キヴォトスに転生した俺、とりあえず逃げ回る。 作:旅する野良猫
番外編ですが実質過去偏なので後書きの予告詐欺にはなっていないはず……
番外編:美味しいケーキには紅茶もつけたい。
「クリスマスかぁ……」
12月25日。世間一般ではクリスマスと呼ばれる日。
格闘ゲームのランクマッチルームをうろつきながらちらりとゲーム上に表記されている時計を見て、ため息をつく。
マッチ待機をしていると見知ったアバターが対戦台に近づいてきたので、待機接続を切る。

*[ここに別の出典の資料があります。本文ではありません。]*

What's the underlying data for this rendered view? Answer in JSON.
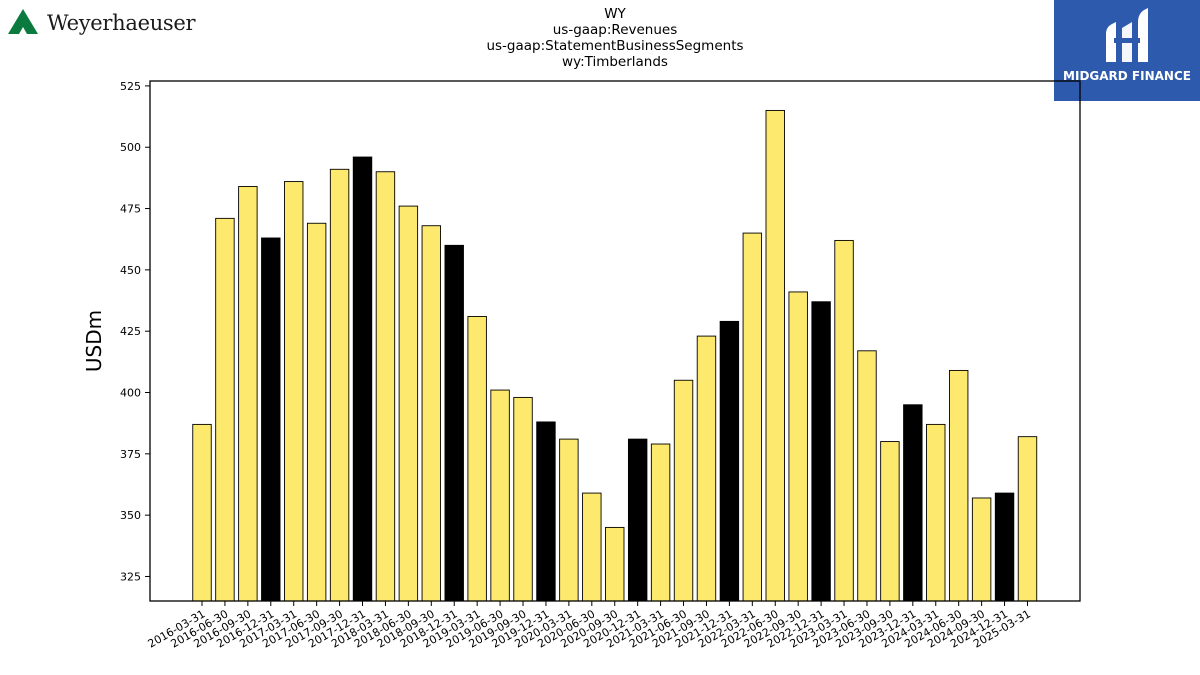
{
  "header": {
    "company_logo_text": "Weyerhaeuser",
    "brand_logo_text": "MIDGARD FINANCE",
    "colors": {
      "company_green": "#0a7a3e",
      "brand_blue": "#2e5aad"
    }
  },
  "chart_data": {
    "type": "bar",
    "title_lines": [
      "WY",
      "us-gaap:Revenues",
      "us-gaap:StatementBusinessSegments",
      "wy:Timberlands"
    ],
    "xlabel": "",
    "ylabel": "USDm",
    "ylim": [
      315,
      527
    ],
    "yticks": [
      325,
      350,
      375,
      400,
      425,
      450,
      475,
      500,
      525
    ],
    "grid": false,
    "colors": {
      "regular": "#fde96e",
      "year_end": "#000000",
      "edge": "#000000"
    },
    "categories": [
      "2016-03-31",
      "2016-06-30",
      "2016-09-30",
      "2016-12-31",
      "2017-03-31",
      "2017-06-30",
      "2017-09-30",
      "2017-12-31",
      "2018-03-31",
      "2018-06-30",
      "2018-09-30",
      "2018-12-31",
      "2019-03-31",
      "2019-06-30",
      "2019-09-30",
      "2019-12-31",
      "2020-03-31",
      "2020-06-30",
      "2020-09-30",
      "2020-12-31",
      "2021-03-31",
      "2021-06-30",
      "2021-09-30",
      "2021-12-31",
      "2022-03-31",
      "2022-06-30",
      "2022-09-30",
      "2022-12-31",
      "2023-03-31",
      "2023-06-30",
      "2023-09-30",
      "2023-12-31",
      "2024-03-31",
      "2024-06-30",
      "2024-09-30",
      "2024-12-31",
      "2025-03-31"
    ],
    "values": [
      387,
      471,
      484,
      463,
      486,
      469,
      491,
      496,
      490,
      476,
      468,
      460,
      431,
      401,
      398,
      388,
      381,
      359,
      345,
      381,
      379,
      405,
      423,
      429,
      465,
      515,
      441,
      437,
      462,
      417,
      380,
      395,
      387,
      409,
      357,
      359,
      382
    ]
  }
}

ユーザーネームはUZQueen。一年後にミレニアムに入学する生徒花岡ユズである。
「いつもギルティにinしてると粘着してくるなぁ……」
一年半くらい前に新実装されたキャラを試していたユズを持ちキャラの筋肉要塞で投げまくってストレート勝ちした直後にUZQueenであることを知り、慌てて対戦を辞めたら情けはいらないからと太っちょ眼鏡のオッサンを持ちキャラにまでして粘着されるようになったのだ。一度対戦を始めるとプライベートマッチに連れ込まれて100戦はしないと寝かせてもらえないので対戦を拒否している。

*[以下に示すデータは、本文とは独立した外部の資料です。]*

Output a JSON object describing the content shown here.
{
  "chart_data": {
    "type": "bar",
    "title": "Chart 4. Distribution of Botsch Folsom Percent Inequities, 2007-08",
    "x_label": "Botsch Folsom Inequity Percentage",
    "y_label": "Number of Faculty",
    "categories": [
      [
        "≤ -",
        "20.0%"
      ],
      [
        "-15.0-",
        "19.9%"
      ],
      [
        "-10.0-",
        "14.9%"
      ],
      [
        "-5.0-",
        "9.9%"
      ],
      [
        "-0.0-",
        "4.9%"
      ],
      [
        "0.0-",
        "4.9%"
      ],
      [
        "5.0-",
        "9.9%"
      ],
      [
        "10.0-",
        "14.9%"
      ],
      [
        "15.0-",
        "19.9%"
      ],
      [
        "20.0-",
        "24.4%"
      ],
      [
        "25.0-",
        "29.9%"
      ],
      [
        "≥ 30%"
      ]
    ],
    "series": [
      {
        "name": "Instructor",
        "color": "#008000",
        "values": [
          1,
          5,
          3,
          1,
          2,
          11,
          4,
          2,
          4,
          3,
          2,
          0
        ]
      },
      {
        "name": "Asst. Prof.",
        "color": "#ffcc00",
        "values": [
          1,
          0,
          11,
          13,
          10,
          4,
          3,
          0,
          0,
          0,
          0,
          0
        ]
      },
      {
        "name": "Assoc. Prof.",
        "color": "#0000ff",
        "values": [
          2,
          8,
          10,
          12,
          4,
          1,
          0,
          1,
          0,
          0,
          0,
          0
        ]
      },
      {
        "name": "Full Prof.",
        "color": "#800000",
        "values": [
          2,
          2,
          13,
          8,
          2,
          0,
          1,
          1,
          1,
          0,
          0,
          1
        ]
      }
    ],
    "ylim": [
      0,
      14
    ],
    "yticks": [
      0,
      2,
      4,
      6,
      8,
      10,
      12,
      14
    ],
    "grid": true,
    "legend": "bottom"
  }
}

もう寝るのでまた今度と対戦を断ってゲームを終了する。
「……で、なんで私の家にアンタがいるの? 黒舘ハルナ」
「ずいぶんな言いようですわね?
「わたしが普通に並んで買ったケーキを強奪しようとしてましたよね!?」
「ゲヘナ自治区内のショップで普通に買えると思っているのがそもそもの間違いですわ。実際、私が貴女を襲う前にカツアゲに遭い掛けていたでしょう?」
「助けてやったんだからケーキを寄こせと? それこそカツアゲとなんら変わらないでしょう」
「いえ、私が言いたいのはその後のことですわ」
「……まさか全員ブッ飛ばして外壁にめり込ませた慰謝料とかほざきませんよね?」
「話が早くて助かりますわね。あの後、私以外は風紀委員に捕まってしまいましたもの。それ位は許されると思いませんか?」
確かに対ベアトリーチェ用のツールを使ったのは申し訳ないとは思うけどさ。
……確かにちょっと過剰な威力だったけど。
「それにルカさん。どうせ二つ買っているのでしょう?」
「はぁ……知り合いのモモフレ好きに上げるつもりだったんだけどね」
椅子から立ち上がって、キッチンに足を向ける。
「ちょっと待ってろ」
「えぇ。待たせていただきますわ」
電子ケトルに水道から水を入れ、スイッチを入れる。
お湯を沸かしている間に、戸棚からティーポットとお気に入りのカップを取り出す。
給湯器を付け、ポットとカップに熱湯を注ぎ温めておく。
再び戸棚から小皿とヒメフォーク、ティスプーンを出し、冷蔵庫から牛乳とケーキの箱を取りだす。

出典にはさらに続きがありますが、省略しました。